An example: earlier in January we announced positive results from a 300-patient, Phase 2 study of ALKS 3831, a new oral medicine we are developing for schizophrenia. This large study was designed to answer the key question early: does ALKS 3831 have favorable properties compared to a generic and arguably the most efficacious antipsychotic, olanzapine, as demonstrated in a large head-to-head study powered for statistical significance? The positive result provides a rich dataset that is propelling us into pivotal trials.

Another: We are currently in the process of completing a large Phase 1 study of ALKS 8700, a novel monomethyl fumarate (MMF) drug candidate for the treatment of multiple sclerosis. We call this a phase 1+ study, as we are testing multiple doses and multiple formulations of ALKS 8700 and including an active comparator – Biogen Idec’s FDA-approved dimethyl fumarate (Tecfidera). This large, multi-stage study includes over 100 subjects and will yield much more than the typical first-in-man safety information. It is designed to give us sufficient information to decide whether ALKS 8700 can be a competitive product in a therapeutic area with very good existing products.
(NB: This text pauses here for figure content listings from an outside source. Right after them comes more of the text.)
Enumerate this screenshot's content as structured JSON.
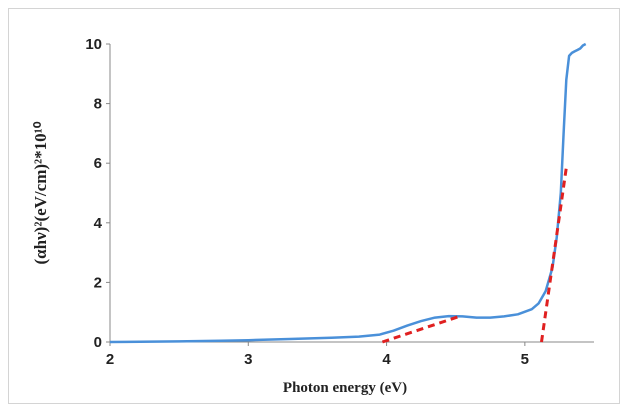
{
  "chart_data": {
    "type": "line",
    "title": "",
    "xlabel": "Photon energy (eV)",
    "ylabel": "(αhν)²(eV/cm)²*10¹⁰",
    "xlim": [
      2,
      5.5
    ],
    "ylim": [
      0,
      10
    ],
    "xticks": [
      2,
      3,
      4,
      5
    ],
    "yticks": [
      0,
      2,
      4,
      6,
      8,
      10
    ],
    "grid": false,
    "legend": "none",
    "series": [
      {
        "color": "#4a90d9",
        "x": [
          2.0,
          2.5,
          2.8,
          3.0,
          3.3,
          3.6,
          3.8,
          3.95,
          4.05,
          4.15,
          4.25,
          4.35,
          4.45,
          4.55,
          4.65,
          4.75,
          4.85,
          4.95,
          5.05,
          5.1,
          5.15,
          5.2,
          5.23,
          5.26,
          5.28,
          5.3,
          5.32,
          5.34,
          5.36,
          5.38,
          5.4,
          5.42,
          5.44
        ],
        "y": [
          0.0,
          0.02,
          0.04,
          0.06,
          0.1,
          0.14,
          0.18,
          0.25,
          0.38,
          0.55,
          0.7,
          0.82,
          0.87,
          0.86,
          0.82,
          0.82,
          0.86,
          0.93,
          1.1,
          1.3,
          1.7,
          2.5,
          3.5,
          5.0,
          7.0,
          8.8,
          9.6,
          9.7,
          9.75,
          9.8,
          9.85,
          9.95,
          10.0
        ]
      },
      {
        "color": "#e02020",
        "style": "dashed",
        "x": [
          3.97,
          4.52
        ],
        "y": [
          0.0,
          0.85
        ]
      },
      {
        "color": "#e02020",
        "style": "dashed",
        "x": [
          5.12,
          5.3
        ],
        "y": [
          0.0,
          5.85
        ]
      }
    ]
  }
}
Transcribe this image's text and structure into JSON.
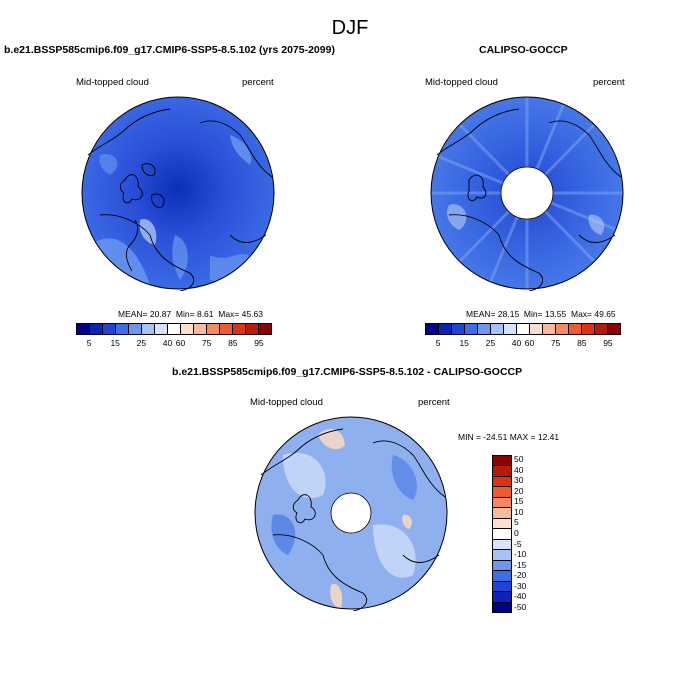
{
  "figure_title": "DJF",
  "panels": [
    {
      "title": "b.e21.BSSP585cmip6.f09_g17.CMIP6-SSP5-8.5.102 (yrs 2075-2099)",
      "left_label": "Mid-topped cloud",
      "right_label": "percent",
      "stats": {
        "mean_label": "MEAN=",
        "mean": "20.87",
        "min_label": "Min=",
        "min": "8.61",
        "max_label": "Max=",
        "max": "45.63"
      },
      "colors": {
        "background": "#3d6ee6",
        "core": "#0b2fb8",
        "mid": "#2a4fd9",
        "light": "#6b98f0",
        "pale": "#a9c4f5"
      }
    },
    {
      "title": "CALIPSO-GOCCP",
      "left_label": "Mid-topped cloud",
      "right_label": "percent",
      "stats": {
        "mean_label": "MEAN=",
        "mean": "28.15",
        "min_label": "Min=",
        "min": "13.55",
        "max_label": "Max=",
        "max": "49.65"
      },
      "colors": {
        "background": "#4a7ce8",
        "core": "#2346cf",
        "mid": "#3563e0",
        "light": "#7aa3f2",
        "pale": "#b6cdf7"
      }
    },
    {
      "title": "b.e21.BSSP585cmip6.f09_g17.CMIP6-SSP5-8.5.102 - CALIPSO-GOCCP",
      "left_label": "Mid-topped cloud",
      "right_label": "percent",
      "minmax": "MIN = -24.51 MAX =  12.41",
      "colors": {
        "background": "#8fb0ef",
        "core": "#4f7fe6",
        "mid": "#6f98ec",
        "light": "#c7d8f8",
        "pale": "#f4d7c4"
      }
    }
  ],
  "colorbar_horizontal": {
    "labels": [
      "5",
      "15",
      "25",
      "40",
      "60",
      "75",
      "85",
      "95"
    ],
    "colors": [
      "#00008b",
      "#0b24b5",
      "#1f45d6",
      "#3d6ee6",
      "#6e98f0",
      "#a5c1f5",
      "#d8e4fb",
      "#ffffff",
      "#fde0cc",
      "#f9b99a",
      "#f58a62",
      "#ef5a2f",
      "#dd3311",
      "#b81a06",
      "#8b0000"
    ]
  },
  "colorbar_vertical": {
    "labels": [
      "50",
      "40",
      "30",
      "20",
      "15",
      "10",
      "5",
      "0",
      "-5",
      "-10",
      "-15",
      "-20",
      "-30",
      "-40",
      "-50"
    ],
    "colors": [
      "#8b0000",
      "#b81a06",
      "#dd3311",
      "#ef5a2f",
      "#f58a62",
      "#f9b99a",
      "#fde0cc",
      "#ffffff",
      "#d8e4fb",
      "#a5c1f5",
      "#6e98f0",
      "#3d6ee6",
      "#1f45d6",
      "#0b24b5",
      "#00008b"
    ]
  }
}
This is the way drug development can, and should, work in a world where companies have greater resources at their disposal. Drug developers today can no longer just ask, “How can we get a new medicine through the regulatory approval process?” Companies need to go a step further, and also ask, “How can we ensure that our new drug is positioned for immediate and appropriate use?” Beginning to answer this question early in development is a smart use of new financial resources and may provide an excellent return on investment.